Enthalpy Posted January 9, 2019 Posted January 9, 2019 Hello you all! It is known, but not universally, and intriguing anyway: an RC network can amplify a voltage. No power gain of course, here a low impedance drives the network and a high impedance observes the output. The example network on top right here does that: It is best understood as a three-cell lowpass RC, as on top left, where the output was moved to other terminals, between what was the usual output and what was the input. The reasoning is valid because the implicit low-impedance generator stays at the same place. If, at some frequency, the network has some amplitude at the usual output with a phase between 90° and 270°, that is, it shows a component in phase opposition, then the voltage between the input and the usual output exceeds the input voltage. The component in phase quadrature adds even more voltage. On the diagram, I compute the frequency for phase opposition (which becomes in-phase at the new output) and compute the gain there, but other frequencies bring more gain. The high-pass shows the same behaviour. More than three cells would bring more gain. Higher R and C impedances near the usual output, too. This was enough unexpected to me that I built both circuits at the diagram's bottom, and both oscillated immediately and quietly. As a result of the small loop gain, the waveform was a rather clean sine, at a frequency nearer to zero phase than to maximum gain. Pretty useless I guess, but I find it puzzling. Marc Schaefer, aka Enthalpy
John Cuthber Posted January 10, 2019 Posted January 10, 2019 That's interesting. Did you try making the first two circuits + checking if they really work?

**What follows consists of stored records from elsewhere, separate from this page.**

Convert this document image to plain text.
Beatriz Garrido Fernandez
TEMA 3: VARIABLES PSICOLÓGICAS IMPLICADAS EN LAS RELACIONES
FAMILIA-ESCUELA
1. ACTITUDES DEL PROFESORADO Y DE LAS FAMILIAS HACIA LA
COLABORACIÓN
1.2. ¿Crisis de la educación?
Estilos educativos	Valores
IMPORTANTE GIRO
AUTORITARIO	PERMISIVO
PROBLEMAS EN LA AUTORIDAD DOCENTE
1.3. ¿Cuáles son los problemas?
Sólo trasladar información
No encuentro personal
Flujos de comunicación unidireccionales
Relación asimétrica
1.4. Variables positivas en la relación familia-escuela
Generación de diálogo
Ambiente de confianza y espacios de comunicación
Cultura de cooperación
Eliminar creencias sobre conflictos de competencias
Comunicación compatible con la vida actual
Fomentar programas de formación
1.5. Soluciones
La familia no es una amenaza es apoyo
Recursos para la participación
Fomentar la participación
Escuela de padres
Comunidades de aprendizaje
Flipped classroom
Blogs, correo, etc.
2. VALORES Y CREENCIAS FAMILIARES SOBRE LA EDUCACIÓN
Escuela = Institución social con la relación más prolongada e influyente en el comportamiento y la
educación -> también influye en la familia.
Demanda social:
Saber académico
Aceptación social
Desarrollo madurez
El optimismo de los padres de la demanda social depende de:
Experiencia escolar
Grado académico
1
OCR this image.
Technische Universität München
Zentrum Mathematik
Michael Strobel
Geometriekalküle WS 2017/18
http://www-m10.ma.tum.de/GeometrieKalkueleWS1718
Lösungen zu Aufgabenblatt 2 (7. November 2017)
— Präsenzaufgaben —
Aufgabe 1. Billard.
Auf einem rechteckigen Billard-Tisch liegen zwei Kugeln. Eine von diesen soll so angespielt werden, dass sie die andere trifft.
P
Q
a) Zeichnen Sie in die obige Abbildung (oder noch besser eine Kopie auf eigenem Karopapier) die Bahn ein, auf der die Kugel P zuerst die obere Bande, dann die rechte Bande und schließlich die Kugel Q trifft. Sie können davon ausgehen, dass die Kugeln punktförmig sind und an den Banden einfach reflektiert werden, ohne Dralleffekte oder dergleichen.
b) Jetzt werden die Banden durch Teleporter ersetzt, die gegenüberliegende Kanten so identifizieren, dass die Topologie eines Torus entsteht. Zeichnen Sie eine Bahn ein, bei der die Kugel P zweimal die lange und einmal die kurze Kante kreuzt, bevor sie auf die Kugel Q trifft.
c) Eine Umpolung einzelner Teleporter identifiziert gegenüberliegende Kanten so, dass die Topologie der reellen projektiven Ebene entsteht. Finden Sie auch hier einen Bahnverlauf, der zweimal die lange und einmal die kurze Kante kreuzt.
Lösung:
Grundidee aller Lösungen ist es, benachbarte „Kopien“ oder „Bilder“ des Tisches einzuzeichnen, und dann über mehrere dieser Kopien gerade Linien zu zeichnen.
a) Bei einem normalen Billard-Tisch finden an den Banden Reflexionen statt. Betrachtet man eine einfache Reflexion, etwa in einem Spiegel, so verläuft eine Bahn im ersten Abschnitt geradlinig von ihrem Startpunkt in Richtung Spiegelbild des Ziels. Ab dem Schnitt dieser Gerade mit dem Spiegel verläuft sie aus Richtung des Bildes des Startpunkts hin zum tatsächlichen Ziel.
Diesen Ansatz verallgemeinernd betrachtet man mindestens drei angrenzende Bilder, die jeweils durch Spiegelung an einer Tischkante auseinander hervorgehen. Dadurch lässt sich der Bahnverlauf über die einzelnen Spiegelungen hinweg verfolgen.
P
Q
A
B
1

Enthalpy Posted March 6, 2019 Author Posted March 6, 2019 I breadboarded all the circuits. I don't quite remember where I saw the claim of a voltage gain, maybe National Semiconductor's Linear Applications, or some source that is rarely wrong, unless I wouldn't have believed it. So I just built the RC circuit and measured. Once I had seen a voltage gain with a generator and oscilloscope, I built the two oscillators, and both ran smoothly. I've made no use of this up to now, but it debugged a misconception ("RC circuit has no gain") of which I was quite sure. ========== And just for fun... As I worked on active filters in the worldwide electronics research lab of a multinational company, I tried a state variable biquad cell where one op amp in a feedback loop was to provide a phase lag, so if all op amps in a package had the same Gain-Bandwidth Product, the phase lags would compensate, and this cell would be insensitive to the op amps' limited bandwidth. Nice idea. Found in a very reputable book about active filters, written by my professor, a known guy for filters. Unfortunately, that magic biquad cell oscillated. I tried two more biquad circuits from that same book, and all oscillated. Putting some thoughts and equations on it, I found they had to be unstable. So the well-known professor had put b*llocks in his reputable book, having computed a transfer function but not checked the stability, and without having breadboarded anything. I already knew such things happen. Then came my bosses of the research lab, who were all unable to use a soldering iron nor an oscilloscope, and asked me to demonstrate that a Sallen-Key doesn't oscillate. Man, I tried to explain that it would have been known for long, but they insisted. Then - and I had already tested the oscillators of the first message here - I answered "the Sallen-Key is stable because the buffer op amp has a gain <1 and the RC network too, so nothing can oscillate" and that way I got of their stupid query.